# Is dechlorination of top-off water needed?



## tekkguy (Jan 3, 2013)

Yes, add decholorinator when you top off or you'll kill your bacteria. I never top off with less than 1 gallon at a time to my 5 gallon tank, and I dose 1ml of the dechlor to go with it (mine calls for 1ml per gallon). I've seen others say to always dose for the whole tank, but I haven't bothered. If it's a very small nano, and you're adding less than an easily measurable amount as a result, you might want to dose the whole thing (unless it's very very frequent).

Word of advice on the raw shrimp method, since I've done it several times before ... your ammonia is probably off the charts if you're seeing a bloom, and you should take the shrimp out now or you'll actually stall the cycle.


----------



## bluestems (Feb 7, 2012)

I keep a container of de-chlorinated water that I use for small daily top-offs.


----------



## pwolfe (Mar 2, 2011)

I keep a milk jug for my tanks top offs. I treat with prime and let it get to room temp before using it.


----------



## Couesfanatic (Sep 28, 2009)

You may kill a very small amount of bacteria, but not enough to notice anything. I did it for a while and had no effects. But you really should be topping off with RO water. Your water hardness will go up if you top off with tap, unless you are keeping on top of your water changes with ro or some form. 

That water that evaporates out is pure, so should the water going back in.


----------



## Cinbos (Dec 8, 2012)

Good thread, always thought about this. I heard letting water sit out for 24 hours without dosing dechlorinator is also fine. I haven't done this myself, but does anyone know if there is any truth to that?


----------



## tekkguy (Jan 3, 2013)

Cinbos said:


> Good thread, always thought about this. I heard letting water sit out for 24 hours without dosing dechlorinator is also fine. I haven't done this myself, but does anyone know if there is any truth to that?
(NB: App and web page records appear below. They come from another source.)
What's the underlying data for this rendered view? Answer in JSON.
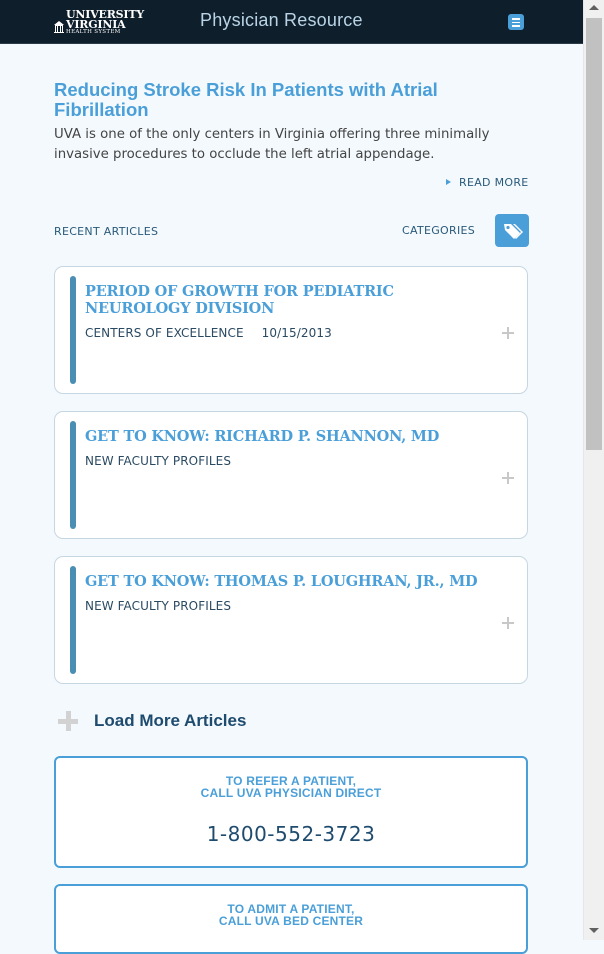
{
  "header": {
    "logo_line1": "UNIVERSITY",
    "logo_line2": "VIRGINIA",
    "logo_line3": "HEALTH SYSTEM",
    "title": "Physician Resource",
    "menu_icon": "hamburger-menu-icon"
  },
  "feature": {
    "title": "Reducing Stroke Risk In Patients with Atrial Fibrillation",
    "description": "UVA is one of the only centers in Virginia offering three minimally invasive procedures to occlude the left atrial appendage.",
    "read_more": "READ MORE"
  },
  "articles_header": {
    "recent_label": "RECENT ARTICLES",
    "categories_label": "CATEGORIES",
    "categories_icon": "tag-icon"
  },
  "articles": [
    {
      "title": "PERIOD OF GROWTH FOR PEDIATRIC NEUROLOGY DIVISION",
      "category": "CENTERS OF EXCELLENCE",
      "date": "10/15/2013"
    },
    {
      "title": "GET TO KNOW: RICHARD P. SHANNON, MD",
      "category": "NEW FACULTY PROFILES",
      "date": ""
    },
    {
      "title": "GET TO KNOW: THOMAS P. LOUGHRAN, JR., MD",
      "category": "NEW FACULTY PROFILES",
      "date": ""
    }
  ],
  "load_more": "Load More Articles",
  "cta": [
    {
      "line1": "TO REFER A PATIENT,",
      "line2": "CALL UVA PHYSICIAN DIRECT",
      "phone": "1-800-552-3723"
    },
    {
      "line1": "TO ADMIT A PATIENT,",
      "line2": "CALL UVA BED CENTER",
      "phone": ""
    }
  ],
  "colors": {
    "accent": "#4a9fd9",
    "header_bg": "#0f1e2b",
    "page_bg": "#f3f9fd",
    "dark_text": "#1e4b6e"
  }
}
If your water department uses chlorine, it's fine. If they use chloramine (as more of them are now), it doesn't matter how long the water sits out. You need a product. Why take the risk?


----------



## Cinbos (Dec 8, 2012)

tekkguy said:


> If your water department uses chlorine, it's fine. If they use chloramine (as more of them are now), it doesn't matter how long the water sits out. You need a product. Why take the risk?
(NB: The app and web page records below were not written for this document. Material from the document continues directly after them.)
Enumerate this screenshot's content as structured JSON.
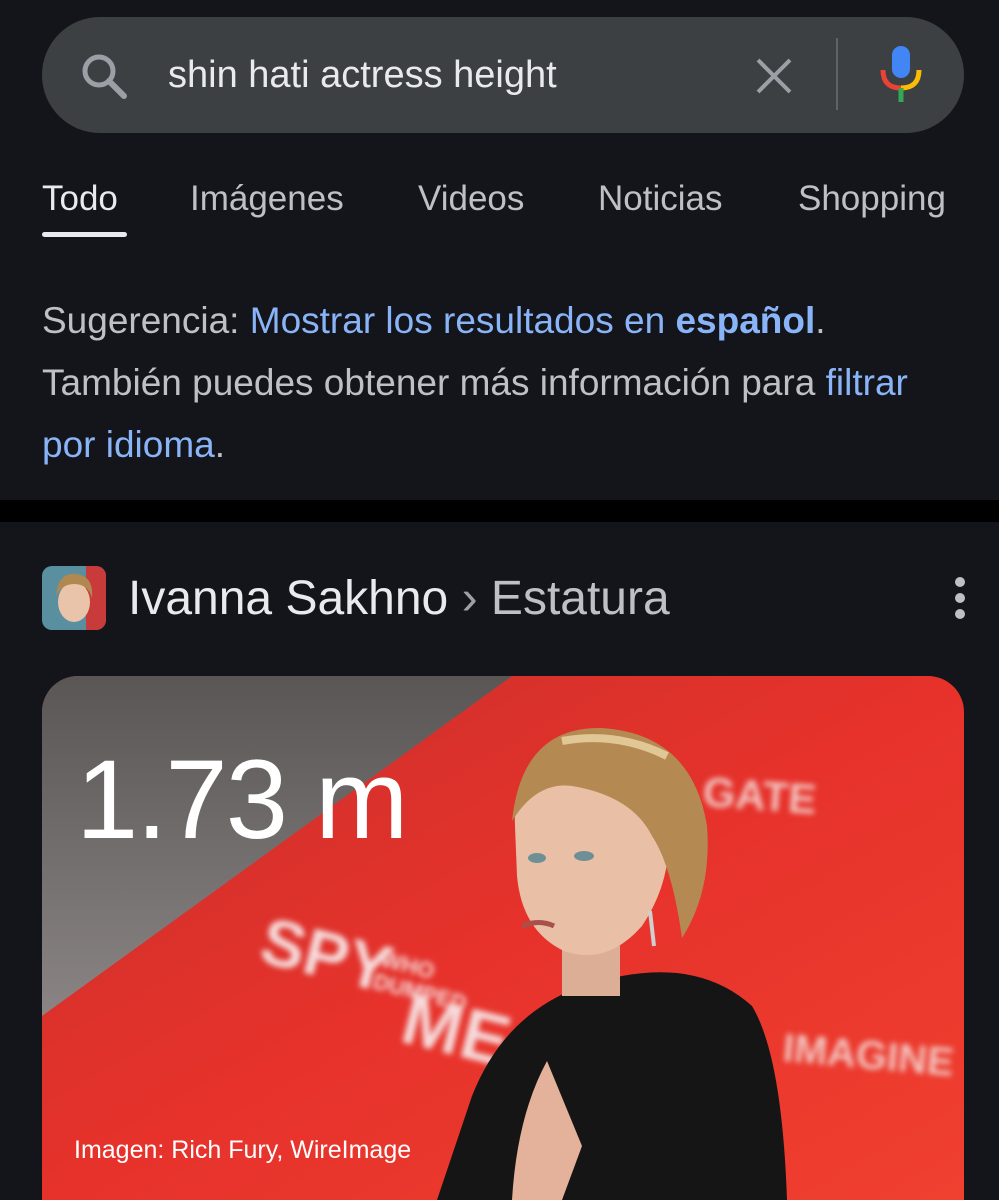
{
  "search": {
    "query": "shin hati actress height"
  },
  "tabs": [
    {
      "label": "Todo",
      "active": true
    },
    {
      "label": "Imágenes",
      "active": false
    },
    {
      "label": "Videos",
      "active": false
    },
    {
      "label": "Noticias",
      "active": false
    },
    {
      "label": "Shopping",
      "active": false
    }
  ],
  "suggestion": {
    "prefix": "Sugerencia: ",
    "link1_text": "Mostrar los resultados en ",
    "link1_bold": "español",
    "period1": ".",
    "line2": " También puedes obtener más información para ",
    "link2_text": "filtrar por idioma",
    "period2": "."
  },
  "knowledge": {
    "entity": "Ivanna Sakhno",
    "separator": "›",
    "attribute": "Estatura",
    "value": "1.73 m",
    "image_credit": "Imagen: Rich Fury, WireImage",
    "backdrop_text": [
      "SPY",
      "WHO",
      "DUMPED",
      "ME",
      "GATE",
      "IMAGINE"
    ]
  },
  "colors": {
    "background": "#14151a",
    "search_bg": "#3c4043",
    "link": "#8ab4f8",
    "card_red": "#e8322c"
  },
  "icons": [
    "search-icon",
    "clear-icon",
    "mic-icon",
    "more-vert-icon"
  ]
}
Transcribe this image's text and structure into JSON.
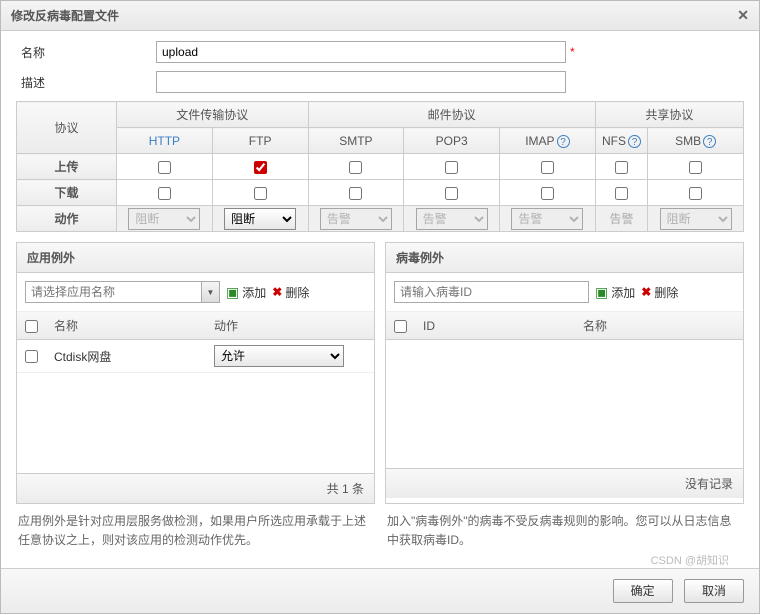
{
  "title": "修改反病毒配置文件",
  "form": {
    "name_label": "名称",
    "name_value": "upload",
    "desc_label": "描述",
    "desc_value": ""
  },
  "proto": {
    "col_protocol": "协议",
    "group_file": "文件传输协议",
    "group_mail": "邮件协议",
    "group_share": "共享协议",
    "http": "HTTP",
    "ftp": "FTP",
    "smtp": "SMTP",
    "pop3": "POP3",
    "imap": "IMAP",
    "nfs": "NFS",
    "smb": "SMB",
    "row_upload": "上传",
    "row_download": "下载",
    "row_action": "动作",
    "act_block": "阻断",
    "act_alert": "告警"
  },
  "app_ex": {
    "title": "应用例外",
    "placeholder": "请选择应用名称",
    "add": "添加",
    "del": "删除",
    "col_name": "名称",
    "col_action": "动作",
    "row1_name": "Ctdisk网盘",
    "row1_action": "允许",
    "pager": "共 1 条",
    "hint": "应用例外是针对应用层服务做检测，如果用户所选应用承载于上述任意协议之上，则对该应用的检测动作优先。"
  },
  "virus_ex": {
    "title": "病毒例外",
    "placeholder": "请输入病毒ID",
    "add": "添加",
    "del": "删除",
    "col_id": "ID",
    "col_name": "名称",
    "pager": "没有记录",
    "hint": "加入\"病毒例外\"的病毒不受反病毒规则的影响。您可以从日志信息中获取病毒ID。"
  },
  "buttons": {
    "ok": "确定",
    "cancel": "取消"
  },
  "watermark": "CSDN @胡知识"
}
Answers my question, thanks!


----------



## ryguy76 (Nov 8, 2011)

Great info. Thanks. 



> Word of advice on the raw shrimp method, since I've done it several times before ... your ammonia is probably off the charts if you're seeing a bloom, and you should take the shrimp out now or you'll actually stall the cycle.


I've just taken the shrimp out... I was getting 8ppm on an API test every second day and no nitrites, so I'm glad you mentioned this.

I suppose I should dose with some fish food up to 1ppm once the ammonia starts going down? I don't see the point of adding more shrimp in if the ammonia amount given off from a half shrimp is so much.

As for using RO water, our city water is very low on TDS, so I didn't think using RO was necessary.


----------



## maxwellag (Mar 30, 2012)

Cinbos said:


> Good thread, always thought about this. I heard letting water sit out for 24 hours without dosing dechlorinator is also fine. I haven't done this myself, but does anyone know if there is any truth to that?


The chlorine will gas off when you do this, but the heavy metals in most tap water don't gas off. These heavy metals are harmful to fish/shrimp, which is one of the reasons why Prime is a necessity.


----------



## ryguy76 (Nov 8, 2011)

I just did a 50% WC and the ammonia level is between 4 and 8 ppm. probably closer to 4. 

Should I be ok with it there?


----------